Since we’re talking about a real-world example of how Women’s and Gender Studies bridges scholarship and activism: broadly speaking, what do you hope your students will carry with them as they move through the rest of their education and into the world?
So much! The impact and persistence of structural inequalities in health, science, and medicine is an important takeaway from the courses I teach. And being able to understand the world from someone else's perspective is foundational to anthropology, but also to the social sciences and humanities.

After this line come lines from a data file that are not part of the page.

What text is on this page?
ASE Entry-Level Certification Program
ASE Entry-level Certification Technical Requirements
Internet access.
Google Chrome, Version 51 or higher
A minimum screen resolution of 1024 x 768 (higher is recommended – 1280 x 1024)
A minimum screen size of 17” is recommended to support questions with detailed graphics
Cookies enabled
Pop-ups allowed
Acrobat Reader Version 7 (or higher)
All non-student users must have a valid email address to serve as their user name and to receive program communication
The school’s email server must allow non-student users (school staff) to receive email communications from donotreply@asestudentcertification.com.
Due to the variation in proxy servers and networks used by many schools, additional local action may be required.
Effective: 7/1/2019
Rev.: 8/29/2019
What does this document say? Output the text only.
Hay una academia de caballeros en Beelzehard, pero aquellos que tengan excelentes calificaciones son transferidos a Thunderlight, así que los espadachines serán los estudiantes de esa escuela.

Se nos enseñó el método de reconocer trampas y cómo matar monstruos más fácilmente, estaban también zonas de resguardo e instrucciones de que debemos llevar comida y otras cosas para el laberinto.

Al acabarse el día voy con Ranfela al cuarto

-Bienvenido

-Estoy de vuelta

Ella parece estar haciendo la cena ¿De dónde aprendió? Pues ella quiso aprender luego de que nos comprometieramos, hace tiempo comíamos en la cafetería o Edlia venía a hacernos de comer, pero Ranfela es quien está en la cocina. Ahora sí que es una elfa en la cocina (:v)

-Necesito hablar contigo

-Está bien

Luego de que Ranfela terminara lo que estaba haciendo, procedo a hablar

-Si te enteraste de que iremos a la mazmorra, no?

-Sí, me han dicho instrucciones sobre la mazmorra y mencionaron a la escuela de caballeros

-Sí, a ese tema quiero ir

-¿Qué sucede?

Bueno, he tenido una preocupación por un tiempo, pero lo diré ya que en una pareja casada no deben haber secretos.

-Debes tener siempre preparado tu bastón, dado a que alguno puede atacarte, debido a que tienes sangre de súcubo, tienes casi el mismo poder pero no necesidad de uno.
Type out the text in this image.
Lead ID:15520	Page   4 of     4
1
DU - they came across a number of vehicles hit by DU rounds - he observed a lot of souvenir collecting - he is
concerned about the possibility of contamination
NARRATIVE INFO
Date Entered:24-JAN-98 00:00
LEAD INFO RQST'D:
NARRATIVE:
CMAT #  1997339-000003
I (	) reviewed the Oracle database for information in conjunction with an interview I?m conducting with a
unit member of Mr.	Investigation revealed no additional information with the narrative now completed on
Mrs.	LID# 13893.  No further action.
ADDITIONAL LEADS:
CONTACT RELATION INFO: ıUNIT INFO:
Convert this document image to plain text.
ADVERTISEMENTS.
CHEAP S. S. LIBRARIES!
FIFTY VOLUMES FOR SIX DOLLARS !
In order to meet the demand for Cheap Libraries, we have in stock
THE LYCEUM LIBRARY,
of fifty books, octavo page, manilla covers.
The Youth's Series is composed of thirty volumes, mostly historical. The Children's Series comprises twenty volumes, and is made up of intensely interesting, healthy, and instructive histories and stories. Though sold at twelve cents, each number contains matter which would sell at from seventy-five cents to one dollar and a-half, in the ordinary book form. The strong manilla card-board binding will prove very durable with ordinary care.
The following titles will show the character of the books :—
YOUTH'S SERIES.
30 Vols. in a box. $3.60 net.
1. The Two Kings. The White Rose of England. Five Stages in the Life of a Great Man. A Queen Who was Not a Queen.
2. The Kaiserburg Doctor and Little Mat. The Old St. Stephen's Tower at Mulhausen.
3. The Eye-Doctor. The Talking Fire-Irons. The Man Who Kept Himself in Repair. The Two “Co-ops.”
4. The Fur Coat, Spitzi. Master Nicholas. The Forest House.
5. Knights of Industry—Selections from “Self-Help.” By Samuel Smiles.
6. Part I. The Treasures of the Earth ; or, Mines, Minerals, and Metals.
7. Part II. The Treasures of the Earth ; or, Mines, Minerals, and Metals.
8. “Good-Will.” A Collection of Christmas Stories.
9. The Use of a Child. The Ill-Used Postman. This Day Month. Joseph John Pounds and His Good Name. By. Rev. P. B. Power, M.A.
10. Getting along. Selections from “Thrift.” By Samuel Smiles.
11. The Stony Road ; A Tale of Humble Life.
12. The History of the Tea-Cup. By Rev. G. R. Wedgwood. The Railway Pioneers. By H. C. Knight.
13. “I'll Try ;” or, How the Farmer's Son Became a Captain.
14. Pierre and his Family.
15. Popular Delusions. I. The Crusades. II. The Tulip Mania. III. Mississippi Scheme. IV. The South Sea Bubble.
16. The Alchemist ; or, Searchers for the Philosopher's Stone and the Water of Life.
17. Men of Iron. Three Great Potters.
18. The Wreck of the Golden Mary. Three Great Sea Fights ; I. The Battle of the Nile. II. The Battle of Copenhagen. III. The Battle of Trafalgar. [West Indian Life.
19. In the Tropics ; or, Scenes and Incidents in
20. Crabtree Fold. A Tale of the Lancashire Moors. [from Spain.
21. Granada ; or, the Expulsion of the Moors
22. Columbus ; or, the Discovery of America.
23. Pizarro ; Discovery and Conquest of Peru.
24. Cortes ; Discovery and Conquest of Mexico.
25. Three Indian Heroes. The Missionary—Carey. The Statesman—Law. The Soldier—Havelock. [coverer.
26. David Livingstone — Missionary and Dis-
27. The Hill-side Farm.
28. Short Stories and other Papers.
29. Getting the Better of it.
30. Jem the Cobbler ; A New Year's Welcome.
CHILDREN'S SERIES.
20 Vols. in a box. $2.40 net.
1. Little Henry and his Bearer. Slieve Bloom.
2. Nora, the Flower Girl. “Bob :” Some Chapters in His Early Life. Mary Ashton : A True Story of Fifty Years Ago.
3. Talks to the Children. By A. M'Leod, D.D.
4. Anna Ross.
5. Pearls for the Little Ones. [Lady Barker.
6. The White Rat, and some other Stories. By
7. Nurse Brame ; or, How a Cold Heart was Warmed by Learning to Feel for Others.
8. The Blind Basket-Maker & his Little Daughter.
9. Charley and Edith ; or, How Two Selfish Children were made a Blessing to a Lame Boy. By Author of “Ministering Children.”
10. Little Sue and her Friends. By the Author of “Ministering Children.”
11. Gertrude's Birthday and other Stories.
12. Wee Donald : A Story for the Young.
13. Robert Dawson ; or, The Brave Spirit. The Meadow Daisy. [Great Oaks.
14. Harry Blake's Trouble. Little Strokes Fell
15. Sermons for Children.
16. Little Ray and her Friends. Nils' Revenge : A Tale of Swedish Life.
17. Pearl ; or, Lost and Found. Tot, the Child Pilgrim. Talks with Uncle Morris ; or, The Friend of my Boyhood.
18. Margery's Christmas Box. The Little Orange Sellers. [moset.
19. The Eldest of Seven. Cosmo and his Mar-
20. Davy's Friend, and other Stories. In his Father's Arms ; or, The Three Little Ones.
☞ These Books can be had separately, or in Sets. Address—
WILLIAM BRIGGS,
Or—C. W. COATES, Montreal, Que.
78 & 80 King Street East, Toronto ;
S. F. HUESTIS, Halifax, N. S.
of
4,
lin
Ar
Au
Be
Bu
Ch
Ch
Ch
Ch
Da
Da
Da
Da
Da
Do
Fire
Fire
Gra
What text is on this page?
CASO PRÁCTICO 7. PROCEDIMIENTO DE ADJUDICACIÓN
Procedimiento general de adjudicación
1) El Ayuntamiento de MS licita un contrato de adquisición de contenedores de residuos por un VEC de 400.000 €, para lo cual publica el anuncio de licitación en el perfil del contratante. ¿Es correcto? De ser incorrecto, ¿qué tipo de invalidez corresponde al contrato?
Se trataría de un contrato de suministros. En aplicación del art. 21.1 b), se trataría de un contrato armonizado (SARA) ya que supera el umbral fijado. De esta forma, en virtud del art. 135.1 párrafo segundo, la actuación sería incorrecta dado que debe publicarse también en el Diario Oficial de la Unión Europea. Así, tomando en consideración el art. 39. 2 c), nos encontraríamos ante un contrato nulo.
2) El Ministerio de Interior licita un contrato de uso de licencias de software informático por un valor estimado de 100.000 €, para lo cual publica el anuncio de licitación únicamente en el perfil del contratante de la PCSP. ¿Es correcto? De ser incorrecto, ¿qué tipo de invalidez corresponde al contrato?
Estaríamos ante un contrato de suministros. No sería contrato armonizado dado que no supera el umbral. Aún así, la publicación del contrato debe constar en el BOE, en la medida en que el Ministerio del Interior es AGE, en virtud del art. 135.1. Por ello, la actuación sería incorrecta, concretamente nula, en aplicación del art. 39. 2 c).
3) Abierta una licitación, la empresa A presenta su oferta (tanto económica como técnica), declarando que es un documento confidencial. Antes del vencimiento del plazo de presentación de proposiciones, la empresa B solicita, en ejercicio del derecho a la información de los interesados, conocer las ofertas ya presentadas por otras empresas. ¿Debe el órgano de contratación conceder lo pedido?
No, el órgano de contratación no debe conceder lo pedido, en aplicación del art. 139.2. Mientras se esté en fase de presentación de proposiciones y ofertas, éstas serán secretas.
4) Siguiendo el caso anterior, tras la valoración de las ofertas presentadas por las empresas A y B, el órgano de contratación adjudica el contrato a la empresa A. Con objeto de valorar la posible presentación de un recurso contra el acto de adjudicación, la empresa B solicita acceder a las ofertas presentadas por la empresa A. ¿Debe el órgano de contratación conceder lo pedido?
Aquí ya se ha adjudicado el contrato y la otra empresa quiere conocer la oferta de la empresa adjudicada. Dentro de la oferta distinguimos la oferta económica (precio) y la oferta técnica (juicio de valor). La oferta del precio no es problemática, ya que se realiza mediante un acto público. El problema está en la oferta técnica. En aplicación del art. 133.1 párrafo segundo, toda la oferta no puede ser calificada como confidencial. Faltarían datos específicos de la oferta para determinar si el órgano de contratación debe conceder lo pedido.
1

The most meaningful moments for me are when students reach out a semester later, or couple of years later, and take note of how the things we’ve learned together have framed the way they now see the world or tell me about what they’re doing to make the world a better and kinder place. In my short time teaching at Michigan, those have been the most meaningful moments – they’re what inspire me and give me hope for the future.
What’s one thing you’re especially excited about right now here at U of M?
I've just jumped on a collaborative and interdisciplinary project that's funded by the Humanities Collaboratory called “Expanding the Reach of the Global Feminisms Oral History Archive,” which is part of the Global Feminisms Project based here at U of M. It’s a two-year grant. I’ve been working on that since May, and I’m looking forward to the next couple years.
I’m also excited about the way it intersects with my future research. As part of my [next research] project, I’m interviewing five US-based activists and scholars who are working on gender, environment, and health. That'll be next summer.
What’s one thing you’re especially excited about right now that’s completely outside of your work here?
I’m excited about just getting to root down in Ann Arbor. We moved here five years ago and didn’t know how long we’d stay. And now that we know we’re staying, I’m just really looking forward to continuing to root down and make this our home.